Flash flood preparedness tips

Floods can happen in a flash: If creek levels suddenly rise or fall, move to higher ground and call 911.

Stay alert: Monitor the weather, watch water levels in creeks, look for shifting landscape formations or structures.

Be ready to respond: Make an emergency plan in advance. Choose an emergency contact. Designate safe meeting places.

Get emergency updates: Get emails or text messages by signing up at boco911alert.com.

Buy flood insurance: Visit floodsmart.gov or call 888-379-9531 for more information. Boulder residents may be eligible for a discount.

Protect your property: Adjust downspouts and prevent floodwaters from entering through window wells, doors and other openings.

Know your neighbors: Collect your neighbors' contact information for emergency situations.

Prepare for basement flooding: Consider buying a sump pump and test your dewatering system.

For more information: boulderfloodinfo.net

Source: City of Boulder

Boulder Office of Emergency Management:

boulderoem.org

The heavy rains and scattered thunderstorms in Boulder County over the weekend gave emergency officials a taste of what may be coming during flash flood season this summer.

With the ground still heavily saturated from September's floods, the rain that fell off and on for multiple days last week pooled in underpasses, streets and drainage areas, and it gave residents of the area burned in the Fourmile Fire of 2010 a short-lived scare.

Ultimately, emergency officials said the storms didn't cause any significant destruction and allowed them to test their plans ahead of what's sure to be another busy flash flood season in Colorado.

"More runoff, less absorption into the ground — those factor into what we're looking at," said Boulder Office of Emergency Management director Mike Chard. "We get storms happening and saturation and multiple-day events of rain; of course, that increases the concern."

At about 8:20 p.m. Friday, emergency officials made reverse-notification calls to people in part of the Fourmile burn area, and the National Weather Service warned residents to move to higher ground. Officials lifted the warning half an hour later.

Several underpasses in Boulder were still closed Tuesday because of localized flooding and standing water, though city officials said that's a common occurrence this time of year.

"If anything else, what the weekend has done is it's allowed us to test all of our new plans, our new procedures and see how they worked," Chard said. "They seemed to hold pretty well."

That office has been fine-tuning new flood response plans since the Fourmile Fire in 2010, Chard said.

Some of the localized flooding in streets and private driveways that occurred last weekend could have been caused by small debris leftover from September's floods, officials said.

Boulder County transportation crews cleared debris from culverts over the weekend, and they worked on a low spot on Longmont Dam Road on Tuesday, said county transportation spokesman Andrew Barth.

County crews worked constantly this winter to remove large hazardous debris from creeks and drainage areas, and that work paid off, Chard said, though there were a few issues that crews weren't able to predict until the latest thunderstorms passed over.

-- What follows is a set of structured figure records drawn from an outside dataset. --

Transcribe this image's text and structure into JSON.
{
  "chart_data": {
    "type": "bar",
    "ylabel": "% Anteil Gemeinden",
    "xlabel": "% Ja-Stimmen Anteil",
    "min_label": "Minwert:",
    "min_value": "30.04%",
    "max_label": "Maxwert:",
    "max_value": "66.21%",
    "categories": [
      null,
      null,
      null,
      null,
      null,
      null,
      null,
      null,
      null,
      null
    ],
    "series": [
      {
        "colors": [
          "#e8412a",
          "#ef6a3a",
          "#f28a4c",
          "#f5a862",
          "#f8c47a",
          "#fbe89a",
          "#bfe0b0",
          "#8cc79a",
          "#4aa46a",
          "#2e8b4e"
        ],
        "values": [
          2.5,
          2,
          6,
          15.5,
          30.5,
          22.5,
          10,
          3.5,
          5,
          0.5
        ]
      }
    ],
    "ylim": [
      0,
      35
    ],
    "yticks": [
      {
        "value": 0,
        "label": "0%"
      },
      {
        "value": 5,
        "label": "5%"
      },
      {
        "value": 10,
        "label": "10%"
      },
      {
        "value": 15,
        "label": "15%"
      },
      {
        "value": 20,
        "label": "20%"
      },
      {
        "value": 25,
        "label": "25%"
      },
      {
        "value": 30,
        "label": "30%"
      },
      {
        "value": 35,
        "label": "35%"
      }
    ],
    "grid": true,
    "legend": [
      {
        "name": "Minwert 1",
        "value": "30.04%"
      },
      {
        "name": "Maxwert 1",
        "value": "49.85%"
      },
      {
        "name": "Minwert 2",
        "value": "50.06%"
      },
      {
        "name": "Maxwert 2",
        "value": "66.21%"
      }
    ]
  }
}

Chard said there was some rock movement up Boulder Canyon near Sugarloaf Mountain that crews cleared quickly. There was also some bank erosion along the North and South St. Vrain creeks that caused one tree to fall over and a few others to almost fall over, he said.

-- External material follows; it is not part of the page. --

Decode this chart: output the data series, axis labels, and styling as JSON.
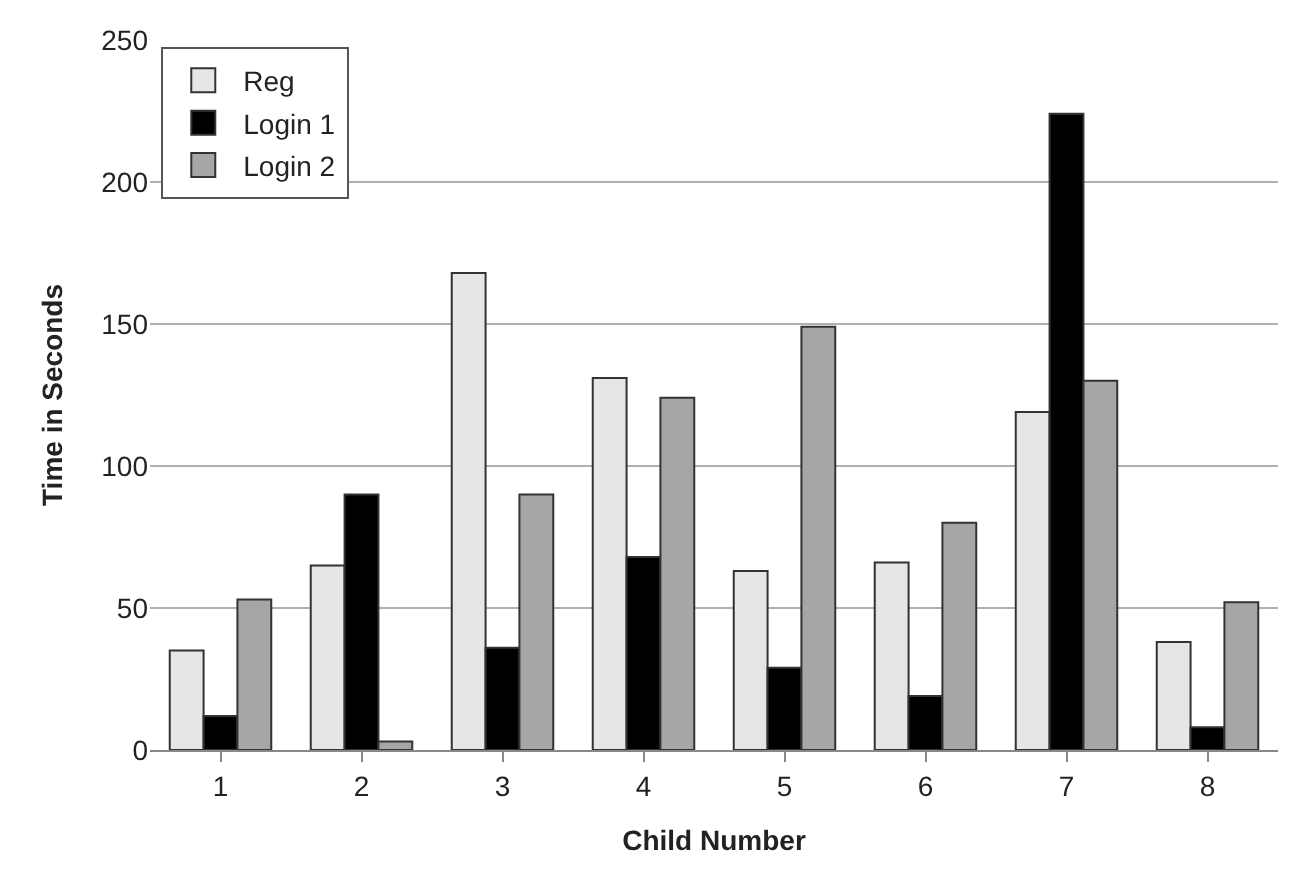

In Lyons, officials closed McConnell Road on Saturday night because of erosion.

"There was some frequency of something happening in the creeks and rivers, but they were very minor in severity, and we hope that holds and continues," Chard said. "They weren't going to show themselves until (weather events) happened."

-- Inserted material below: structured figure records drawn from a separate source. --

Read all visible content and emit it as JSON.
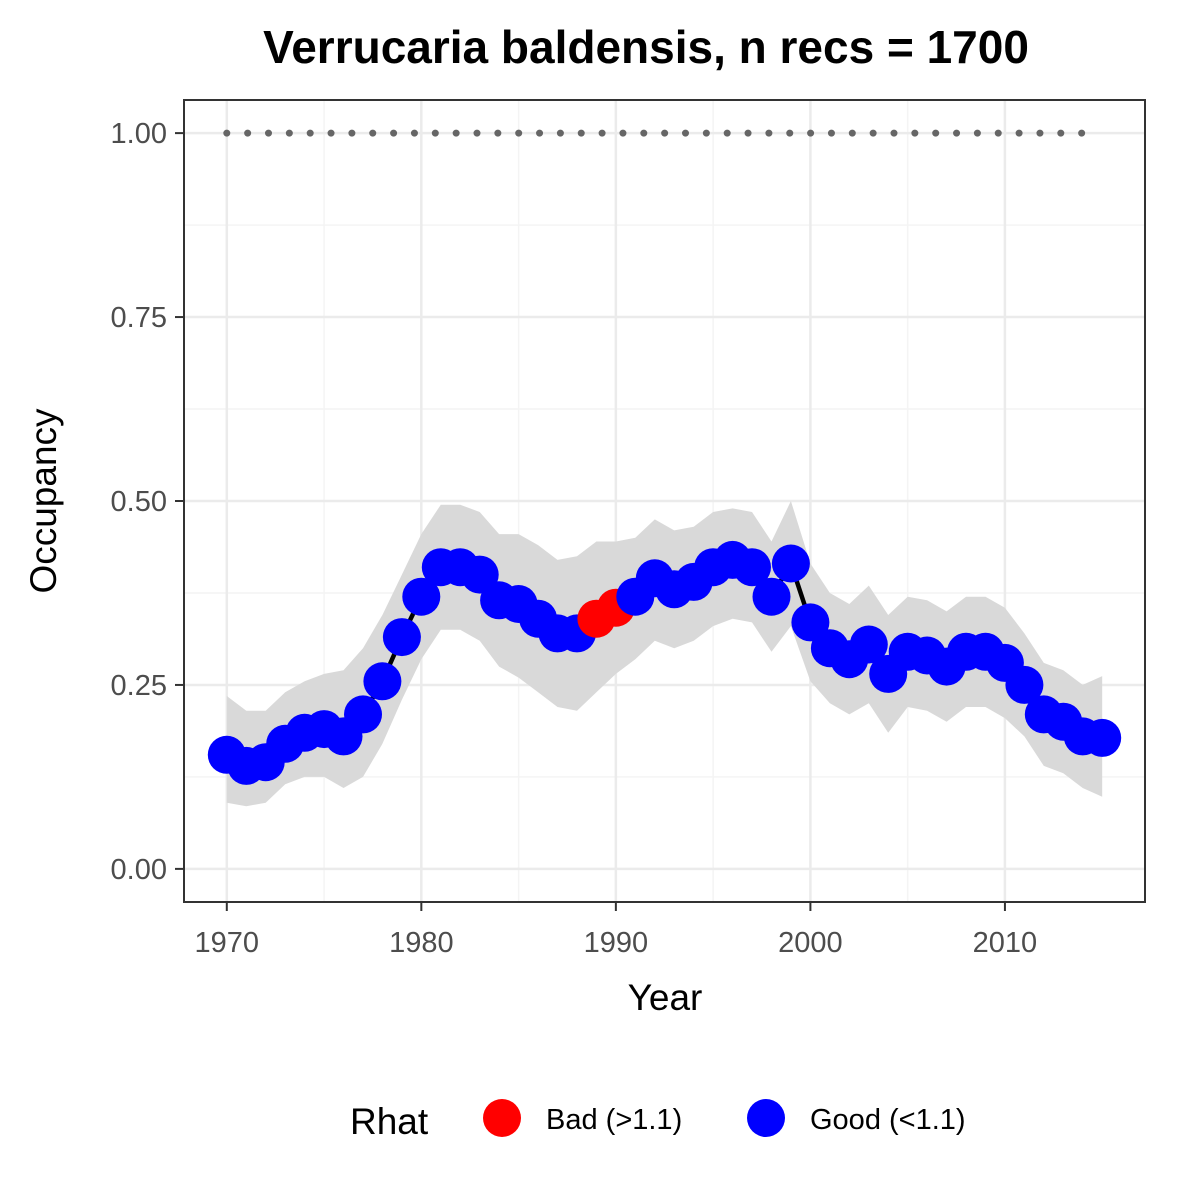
{
  "chart_data": {
    "type": "line",
    "title": "Verrucaria baldensis, n recs = 1700",
    "xlabel": "Year",
    "ylabel": "Occupancy",
    "xlim": [
      1967.8,
      2017.2
    ],
    "ylim": [
      -0.045,
      1.045
    ],
    "x_ticks": [
      1970,
      1980,
      1990,
      2000,
      2010
    ],
    "x_tick_labels": [
      "1970",
      "1980",
      "1990",
      "2000",
      "2010"
    ],
    "y_ticks": [
      0,
      0.25,
      0.5,
      0.75,
      1
    ],
    "y_tick_labels": [
      "0.00",
      "0.25",
      "0.50",
      "0.75",
      "1.00"
    ],
    "grid": true,
    "reference_line": {
      "y": 1.0,
      "style": "dotted",
      "x_range": [
        1970,
        2015
      ]
    },
    "series": [
      {
        "years": [
          1970,
          1971,
          1972,
          1973,
          1974,
          1975,
          1976,
          1977,
          1978,
          1979,
          1980,
          1981,
          1982,
          1983,
          1984,
          1985,
          1986,
          1987,
          1988,
          1989,
          1990,
          1991,
          1992,
          1993,
          1994,
          1995,
          1996,
          1997,
          1998,
          1999,
          2000,
          2001,
          2002,
          2003,
          2004,
          2005,
          2006,
          2007,
          2008,
          2009,
          2010,
          2011,
          2012,
          2013,
          2014,
          2015
        ],
        "occupancy": [
          0.155,
          0.14,
          0.145,
          0.17,
          0.185,
          0.19,
          0.18,
          0.21,
          0.255,
          0.315,
          0.37,
          0.41,
          0.41,
          0.4,
          0.365,
          0.36,
          0.34,
          0.32,
          0.32,
          0.34,
          0.355,
          0.37,
          0.395,
          0.38,
          0.39,
          0.41,
          0.42,
          0.41,
          0.37,
          0.415,
          0.335,
          0.3,
          0.285,
          0.305,
          0.265,
          0.295,
          0.29,
          0.275,
          0.295,
          0.295,
          0.28,
          0.25,
          0.21,
          0.2,
          0.18,
          0.178
        ],
        "lower": [
          0.09,
          0.085,
          0.09,
          0.115,
          0.125,
          0.125,
          0.11,
          0.125,
          0.17,
          0.23,
          0.285,
          0.325,
          0.325,
          0.31,
          0.275,
          0.26,
          0.24,
          0.22,
          0.215,
          0.24,
          0.265,
          0.285,
          0.31,
          0.3,
          0.31,
          0.33,
          0.34,
          0.335,
          0.295,
          0.33,
          0.255,
          0.225,
          0.21,
          0.225,
          0.185,
          0.22,
          0.215,
          0.2,
          0.22,
          0.22,
          0.205,
          0.18,
          0.14,
          0.13,
          0.11,
          0.098
        ],
        "upper": [
          0.235,
          0.215,
          0.215,
          0.24,
          0.255,
          0.265,
          0.27,
          0.3,
          0.345,
          0.4,
          0.455,
          0.495,
          0.495,
          0.485,
          0.455,
          0.455,
          0.44,
          0.42,
          0.425,
          0.445,
          0.445,
          0.45,
          0.475,
          0.46,
          0.465,
          0.485,
          0.49,
          0.485,
          0.445,
          0.5,
          0.415,
          0.375,
          0.36,
          0.385,
          0.345,
          0.37,
          0.365,
          0.35,
          0.37,
          0.37,
          0.355,
          0.32,
          0.28,
          0.27,
          0.25,
          0.262
        ],
        "rhat": [
          "Good",
          "Good",
          "Good",
          "Good",
          "Good",
          "Good",
          "Good",
          "Good",
          "Good",
          "Good",
          "Good",
          "Good",
          "Good",
          "Good",
          "Good",
          "Good",
          "Good",
          "Good",
          "Good",
          "Bad",
          "Bad",
          "Good",
          "Good",
          "Good",
          "Good",
          "Good",
          "Good",
          "Good",
          "Good",
          "Good",
          "Good",
          "Good",
          "Good",
          "Good",
          "Good",
          "Good",
          "Good",
          "Good",
          "Good",
          "Good",
          "Good",
          "Good",
          "Good",
          "Good",
          "Good",
          "Good"
        ]
      }
    ],
    "legend": {
      "title": "Rhat",
      "position": "bottom",
      "entries": [
        {
          "key": "Bad",
          "label": "Bad (>1.1)",
          "color": "#ff0000"
        },
        {
          "key": "Good",
          "label": "Good (<1.1)",
          "color": "#0000ff"
        }
      ]
    },
    "colors": {
      "ribbon": "#d9d9d9",
      "line": "#000000",
      "reference_dots": "#666666",
      "grid_major": "#ebebeb",
      "grid_minor": "#f4f4f4",
      "panel_border": "#333333"
    }
  }
}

Flash flood season officially began April 1 and ends Sept. 1, though it's not just local rains and thunderstorms that can cause flooding, Chard said.

Thunderstorms high up in the mountains can cause the snow to melt quickly, prompting spring runoff to accelerate and fill the creeks within the county.

Chard added that extra runoff may also occur because the ground is still saturated with water from September's floods. The water table can stay elevated for a year to 18 months after such a major rain event, Chard said.

All of those factors have led emergency officials to ask residents to be extra vigilant this flash flood season.

"Make sure you're signed up for emergency warnings, have a plan, have a weather radio," Chard said. "Pay attention to the skies; pay attention to the forecast."